Sunday, October 26, 2008

Cheeseburger in Gourmet Paradise


It is the Americans who have managed to crown minced beef as hamburger, and to send it round the world so that even the fussy French have taken to le boeuf hache, le hambourgaire. Julia Child

In my book, an ordinary meal doesn't always have to be ordinary. My mother taught me that theory as a child. Rarely did we have simple meals. A new and different take on ordinary food was a must because, let's face it, we were picky, but we surely didn't want to eat the same four or five meals each week. Dad doesn't eat anything that has wings, Katie won't eat fish and I'm not particularly fond of pork therefore creativity was the name of the game in our household.

Growing up, we ate a lot of hamburgers on the weekends. They were tasty, dad could grill, and we could eat on paper plates, which was always a thrill for the girls in charge of cleanup duty.

Hamburgers are a staple in most every American diet, and they usually are presented the same way, with salty french fries or crunchy potato chips, a dill pickle spear and a Coca Cola Classic. While these are great accompaniments to a burger, there's nothing wrong with dressing up a hamburger with grownup sides and drinks.

Over the years, hamburgers have fought their way from very simple and humble beginnings to becoming a mainstay on almost every menu from neighborhood cookouts to upscale eating establishments. If a single hamburger can cost up to $200, then you know it's made its way into mainstream society.

If you ever watch Rachel Ray's cooking show or read her magazine, you know she is the self-proclaimed "Queen of Burgers." She has what seems like a million and one recipes for burgers with names like lamb sausage burgers, jerk pork cheeseburgers, spaghetti burgers, and even no-joke spinach-artichoke burgers. No ingredient is out of the question or too "out there" to make it into one of her burgers. I, on the other hand, prefer ground beef, a buttery toasted bun, good quality cheese, mayo and ketchup, but that doesn't mean I don't spice it up every now and then with out-of-the-ordinary sides.

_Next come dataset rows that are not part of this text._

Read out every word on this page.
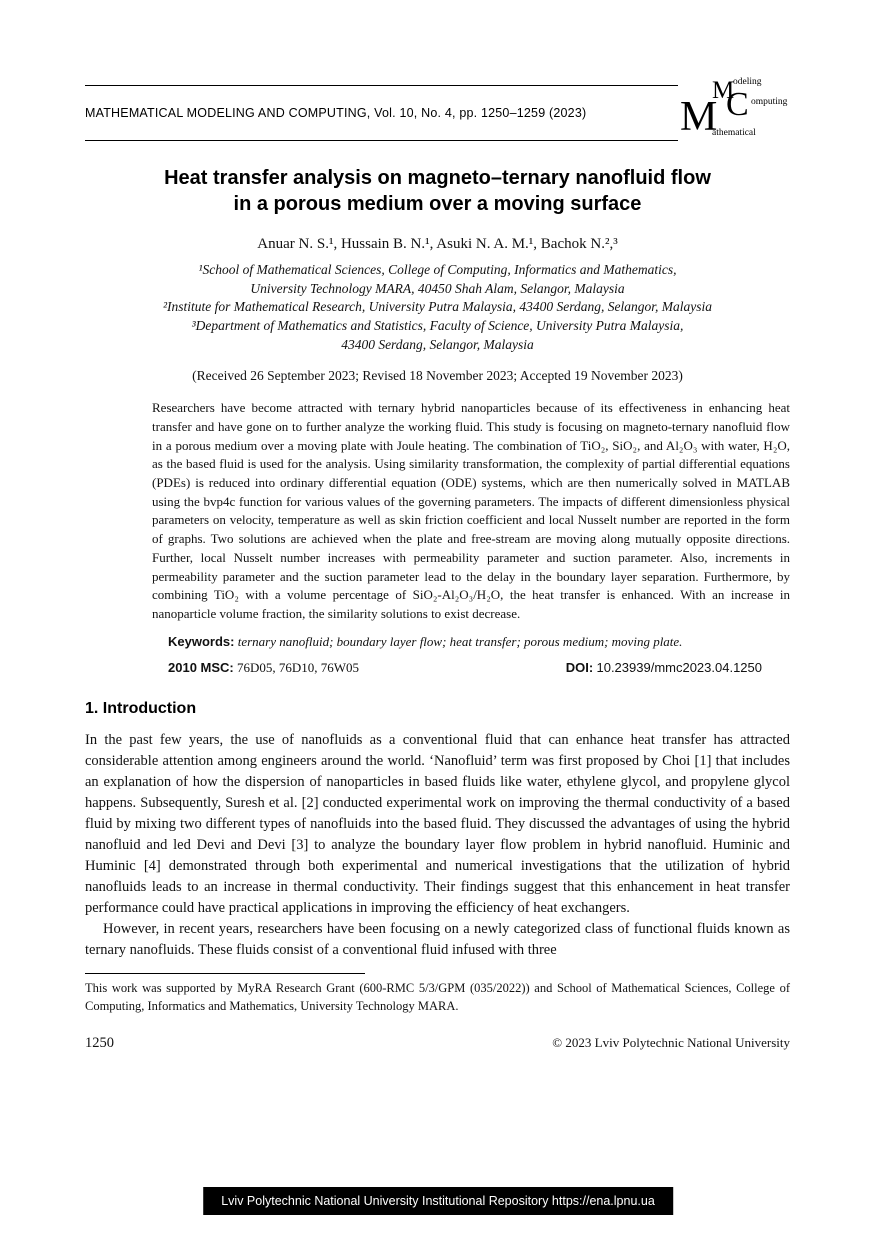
MATHEMATICAL MODELING AND COMPUTING, Vol. 10, No. 4, pp. 1250–1259 (2023) M
M
odeling
C omputing
athematical
Heat transfer analysis on magneto–ternary nanofluid flow
in a porous medium over a moving surface
Anuar N. S.¹, Hussain B. N.¹, Asuki N. A. M.¹, Bachok N.²,³
¹School of Mathematical Sciences, College of Computing, Informatics and Mathematics,
University Technology MARA, 40450 Shah Alam, Selangor, Malaysia
²Institute for Mathematical Research, University Putra Malaysia, 43400 Serdang, Selangor, Malaysia
³Department of Mathematics and Statistics, Faculty of Science, University Putra Malaysia,
43400 Serdang, Selangor, Malaysia
(Received 26 September 2023; Revised 18 November 2023; Accepted 19 November 2023)

Researchers have become attracted with ternary hybrid nanoparticles because of its effectiveness in enhancing heat transfer and have gone on to further analyze the working fluid. This study is focusing on magneto-ternary nanofluid flow in a porous medium over a moving plate with Joule heating. The combination of TiO₂, SiO₂, and Al₂O₃ with water, H₂O, as the based fluid is used for the analysis. Using similarity transformation, the complexity of partial differential equations (PDEs) is reduced into ordinary differential equation (ODE) systems, which are then numerically solved in MATLAB using the bvp4c function for various values of the governing parameters. The impacts of different dimensionless physical parameters on velocity, temperature as well as skin friction coefficient and local Nusselt number are reported in the form of graphs. Two solutions are achieved when the plate and free-stream are moving along mutually opposite directions. Further, local Nusselt number increases with permeability parameter and suction parameter. Also, increments in permeability parameter and the suction parameter lead to the delay in the boundary layer separation. Furthermore, by combining TiO₂ with a volume percentage of SiO₂-Al₂O₃/H₂O, the heat transfer is enhanced. With an increase in nanoparticle volume fraction, the similarity solutions to exist decrease.

Keywords: ternary nanofluid; boundary layer flow; heat transfer; porous medium; moving plate.

2010 MSC: 76D05, 76D10, 76W05	DOI: 10.23939/mmc2023.04.1250
1. Introduction

In the past few years, the use of nanofluids as a conventional fluid that can enhance heat transfer has attracted considerable attention among engineers around the world. ‘Nanofluid’ term was first proposed by Choi [1] that includes an explanation of how the dispersion of nanoparticles in based fluids like water, ethylene glycol, and propylene glycol happens. Subsequently, Suresh et al. [2] conducted experimental work on improving the thermal conductivity of a based fluid by mixing two different types of nanofluids into the based fluid. They discussed the advantages of using the hybrid nanofluid and led Devi and Devi [3] to analyze the boundary layer flow problem in hybrid nanofluid. Huminic and Huminic [4] demonstrated through both experimental and numerical investigations that the utilization of hybrid nanofluids leads to an increase in thermal conductivity. Their findings suggest that this enhancement in heat transfer performance could have practical applications in improving the efficiency of heat exchangers.

However, in recent years, researchers have been focusing on a newly categorized class of functional fluids known as ternary nanofluids. These fluids consist of a conventional fluid infused with three

This work was supported by MyRA Research Grant (600-RMC 5/3/GPM (035/2022)) and School of Mathematical Sciences, College of Computing, Informatics and Mathematics, University Technology MARA.

1250	© 2023 Lviv Polytechnic National University
Lviv Polytechnic National University Institutional Repository https://ena.lpnu.ua
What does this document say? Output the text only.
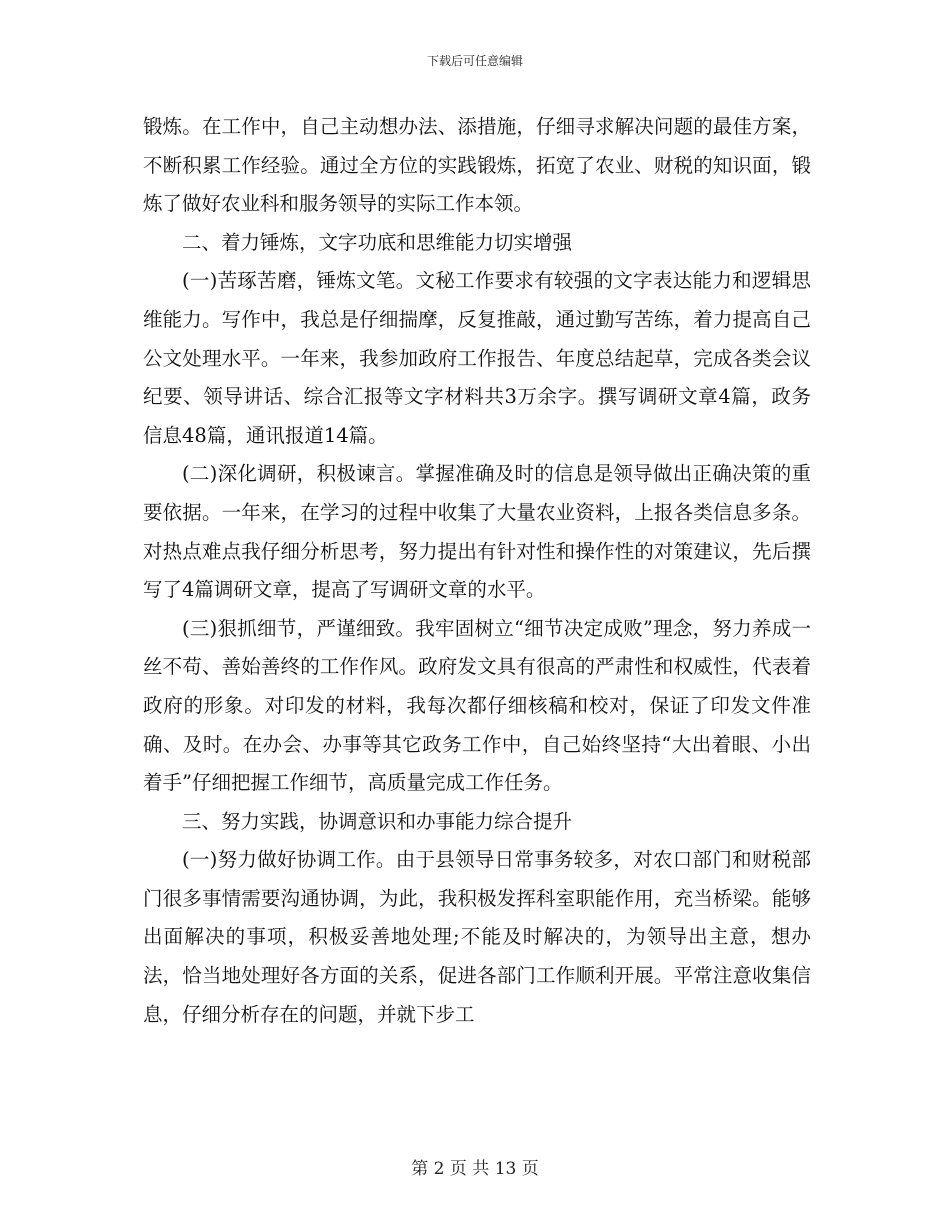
下载后可任意编辑

锻炼。在工作中，自己主动想办法、添措施，仔细寻求解决问题的最佳方案，不断积累工作经验。通过全方位的实践锻炼，拓宽了农业、财税的知识面，锻炼了做好农业科和服务领导的实际工作本领。

二、着力锤炼，文字功底和思维能力切实增强

(一)苦琢苦磨，锤炼文笔。文秘工作要求有较强的文字表达能力和逻辑思维能力。写作中，我总是仔细揣摩，反复推敲，通过勤写苦练，着力提高自己公文处理水平。一年来，我参加政府工作报告、年度总结起草，完成各类会议纪要、领导讲话、综合汇报等文字材料共3万余字。撰写调研文章4篇，政务信息48篇，通讯报道14篇。

(二)深化调研，积极谏言。掌握准确及时的信息是领导做出正确决策的重要依据。一年来，在学习的过程中收集了大量农业资料，上报各类信息多条。对热点难点我仔细分析思考，努力提出有针对性和操作性的对策建议，先后撰写了4篇调研文章，提高了写调研文章的水平。

(三)狠抓细节，严谨细致。我牢固树立“细节决定成败”理念，努力养成一丝不苟、善始善终的工作作风。政府发文具有很高的严肃性和权威性，代表着政府的形象。对印发的材料，我每次都仔细核稿和校对，保证了印发文件准确、及时。在办会、办事等其它政务工作中，自己始终坚持“大出着眼、小出着手”仔细把握工作细节，高质量完成工作任务。

三、努力实践，协调意识和办事能力综合提升

(一)努力做好协调工作。由于县领导日常事务较多，对农口部门和财税部门很多事情需要沟通协调，为此，我积极发挥科室职能作用，充当桥梁。能够出面解决的事项，积极妥善地处理;不能及时解决的，为领导出主意，想办法，恰当地处理好各方面的关系，促进各部门工作顺利开展。平常注意收集信息，仔细分析存在的问题，并就下步工

第 2 页 共 13 页
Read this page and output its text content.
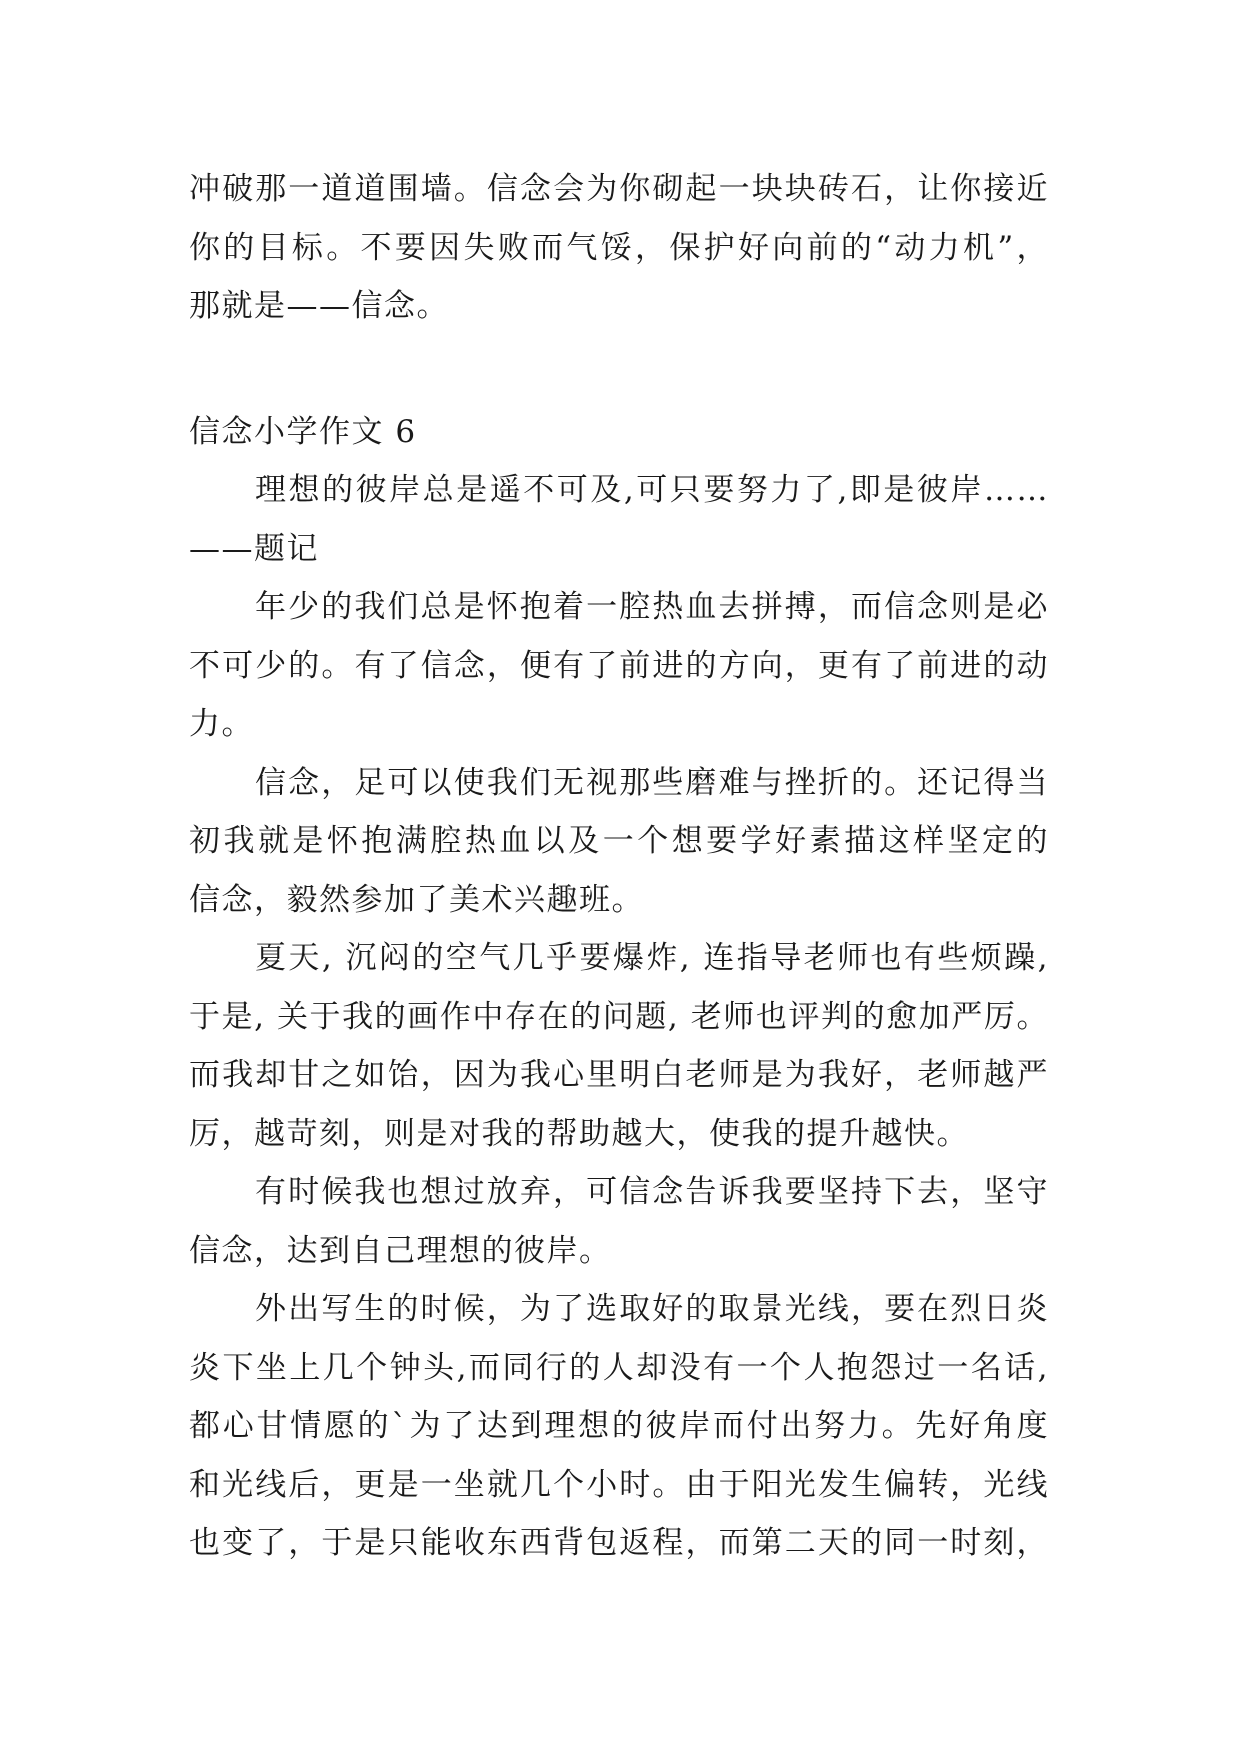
冲破那一道道围墙。信念会为你砌起一块块砖石，让你接近
你的目标。不要因失败而气馁，保护好向前的“动力机”，
那就是——信念。
信念小学作文 6
理想的彼岸总是遥不可及,可只要努力了,即是彼岸……
——题记
年少的我们总是怀抱着一腔热血去拼搏，而信念则是必
不可少的。有了信念，便有了前进的方向，更有了前进的动
力。
信念，足可以使我们无视那些磨难与挫折的。还记得当
初我就是怀抱满腔热血以及一个想要学好素描这样坚定的
信念，毅然参加了美术兴趣班。
夏天, 沉闷的空气几乎要爆炸, 连指导老师也有些烦躁,
于是, 关于我的画作中存在的问题, 老师也评判的愈加严厉。
而我却甘之如饴，因为我心里明白老师是为我好，老师越严
厉，越苛刻，则是对我的帮助越大，使我的提升越快。
有时候我也想过放弃，可信念告诉我要坚持下去，坚守
信念，达到自己理想的彼岸。
外出写生的时候，为了选取好的取景光线，要在烈日炎
炎下坐上几个钟头,而同行的人却没有一个人抱怨过一名话,
都心甘情愿的`为了达到理想的彼岸而付出努力。先好角度
和光线后，更是一坐就几个小时。由于阳光发生偏转，光线
也变了，于是只能收东西背包返程，而第二天的同一时刻，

For this particular meal, I started with deliciously fresh ground sirloin which is the perfect cut for juicy, meaty burgers. I then seasoned the patties with salt, pepper, and a dash of Texas dry rub for that little extra kick I like. A burger cannot set up camp on a plate without some sort of potato product nestled beside it. French fries at home are never as good as in a restaurant and potato chips are adequate for a turkey sandwich, but often not substantial enough for a hamburger so the only other acceptable starch was mashed potatoes. To update the greenery on the plate, I opted for more elegant asparagus bundles instead of a dill pickle. There is absolutely nothing wrong with a pickle, but we're in the business of out-of-the-ordinary for this meal.

It was the perfect balance of comfort and elegance that we were craving. Pour yourself a glass of cool pinot noir or pop open a Sam Adams Hefeweizen and enjoy the one of the first cool nights of the season with the updated classic hamburger supper.

Asparagus Bundles
Serves 2

10 skinny stalks of asparagus, washed and trimmed
2 scallions, cleaned
drizzle olive oil
salt and pepper
2 tbs. parmesan cheese, grated

Preheat oven to 400. Place asparagus stalks on a baking sheet lined with parchment paper. Drizzle with olive oil and season with salt and pepper. Place scallions on same baking sheet. Roast for 15 minutes. Tie bundles with scallion. Sprinkle with parmesan cheese and put back in oven for 5 minutes.